You wonder how he kept his faith. His country was overrun by Nazis; his church shut down. He was even run down by a truck driver and left for dead on a street.

He turned closer to God. He became a priest. And then at the age of 58 he became the spiritual leader of the Roman Catholic Church.

We lament the lack of role models these days. This man was one. Personal tragedy never separated him from God or stopped him from seeing God in others. Through it all - the deaths of his family, the Third Reich, communism, a bullet, Parkinson's, arthritis, old age, infirmity - he kept on believing.

I saw him kneel and kiss the ground in New Jersey. I saw him blessing babies, touching hands and hearts. He traveled the world touching hearts, visting 129 countries. He was seen by more than a billion people.
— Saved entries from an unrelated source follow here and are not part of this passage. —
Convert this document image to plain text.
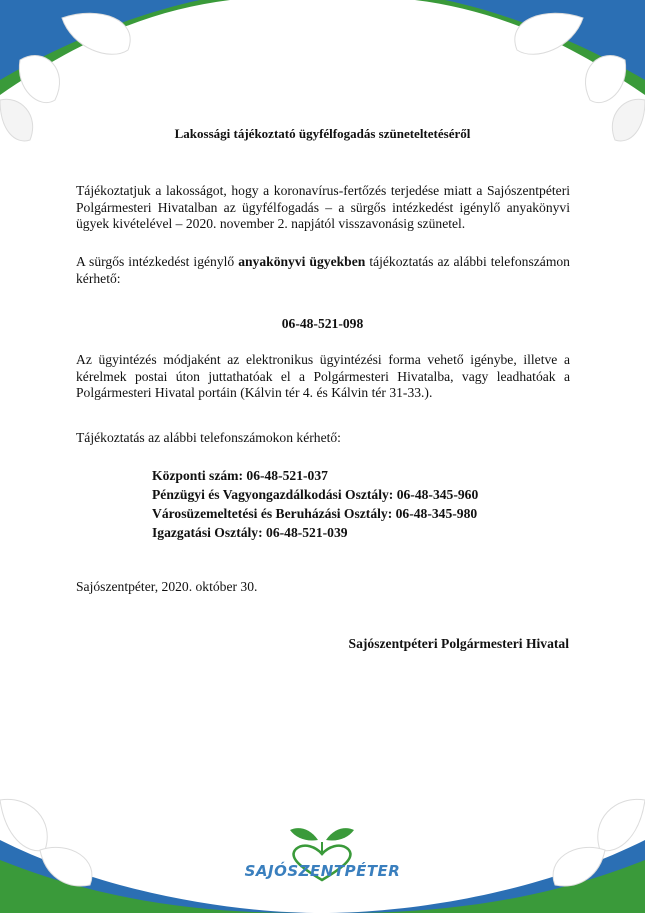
Lakossági tájékoztató ügyfélfogadás szüneteltetéséről
Tájékoztatjuk a lakosságot, hogy a koronavírus-fertőzés terjedése miatt a Sajószentpéteri Polgármesteri Hivatalban az ügyfélfogadás – a sürgős intézkedést igénylő anyakönyvi ügyek kivételével – 2020. november 2. napjától visszavonásig szünetel.
A sürgős intézkedést igénylő anyakönyvi ügyekben tájékoztatás az alábbi telefonszámon kérhető:
06-48-521-098
Az ügyintézés módjaként az elektronikus ügyintézési forma vehető igénybe, illetve a kérelmek postai úton juttathatóak el a Polgármesteri Hivatalba, vagy leadhatóak a Polgármesteri Hivatal portáin (Kálvin tér 4. és Kálvin tér 31-33.).
Tájékoztatás az alábbi telefonszámokon kérhető:
Központi szám: 06-48-521-037
Pénzügyi és Vagyongazdálkodási Osztály: 06-48-345-960
Városüzemeltetési és Beruházási Osztály: 06-48-345-980
Igazgatási Osztály: 06-48-521-039
Sajószentpéter, 2020. október 30.
Sajószentpéteri Polgármesteri Hivatal
SAJÓSZENTPÉTER
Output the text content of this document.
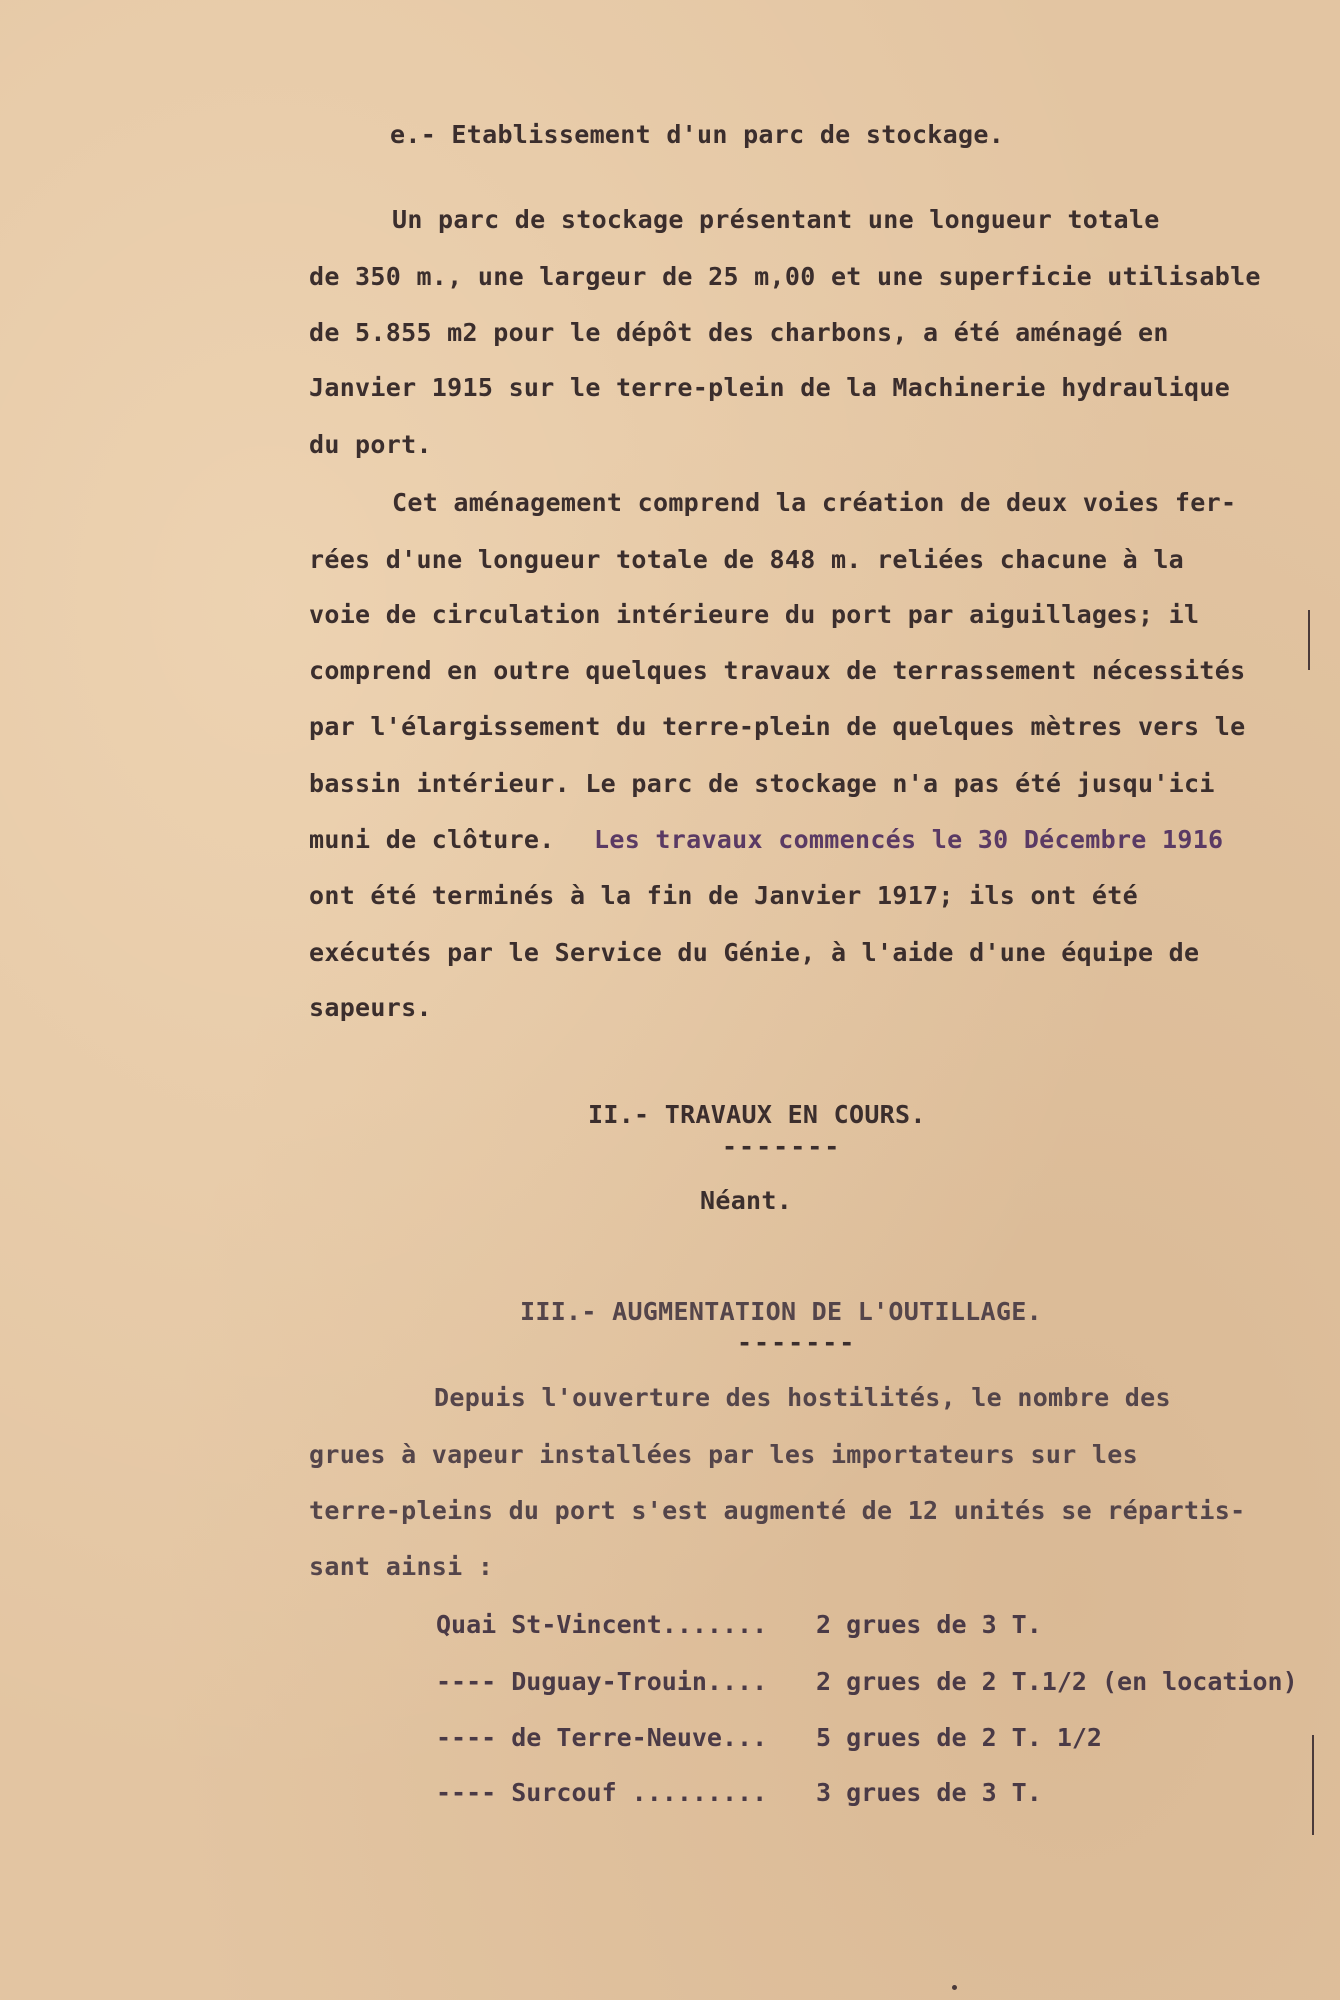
e.- Etablissement d'un parc de stockage.
Un parc de stockage présentant une longueur totale
de 350 m., une largeur de 25 m,00 et une superficie utilisable
de 5.855 m2 pour le dépôt des charbons, a été aménagé en
Janvier 1915 sur le terre-plein de la Machinerie hydraulique
du port.
Cet aménagement comprend la création de deux voies fer-
rées d'une longueur totale de 848 m. reliées chacune à la
voie de circulation intérieure du port par aiguillages; il
comprend en outre quelques travaux de terrassement nécessités
par l'élargissement du terre-plein de quelques mètres vers le
bassin intérieur. Le parc de stockage n'a pas été jusqu'ici
muni de clôture. Les travaux commencés le 30 Décembre 1916
ont été terminés à la fin de Janvier 1917; ils ont été
exécutés par le Service du Génie, à l'aide d'une équipe de
sapeurs.
II.- TRAVAUX EN COURS.
-------
Néant.
III.- AUGMENTATION DE L'OUTILLAGE.
-------
Depuis l'ouverture des hostilités, le nombre des
grues à vapeur installées par les importateurs sur les
terre-pleins du port s'est augmenté de 12 unités se répartis-
sant ainsi :
Quai St-Vincent....... 2 grues de 3 T.
---- Duguay-Trouin.... 2 grues de 2 T.1/2 (en location)
---- de Terre-Neuve... 5 grues de 2 T. 1/2
---- Surcouf ......... 3 grues de 3 T.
“If St. Peter was the `rock' on whom Jesus said he would build his church, Peter's 263rd successor was a rolling stone,'' Rick Hampson wrote in USA Today Monday. He saw God in everyone. No ifs, ands or buts. Jesus did it. And he did it. He even forgave the man who shot him.

“He resisted self-pity,'' New Orleans Archbishop Alfred Hughes said at a Mass at St. Louis Cathedral Sunday. The Mass was a scheduled memorial for victims of crime. John Paul was a victim, too. ``But he refused to remain a victim,'' Hughes said.

This beloved pope's message was simple. It was Jesus' message: Love one another. He preached it. And he lived it.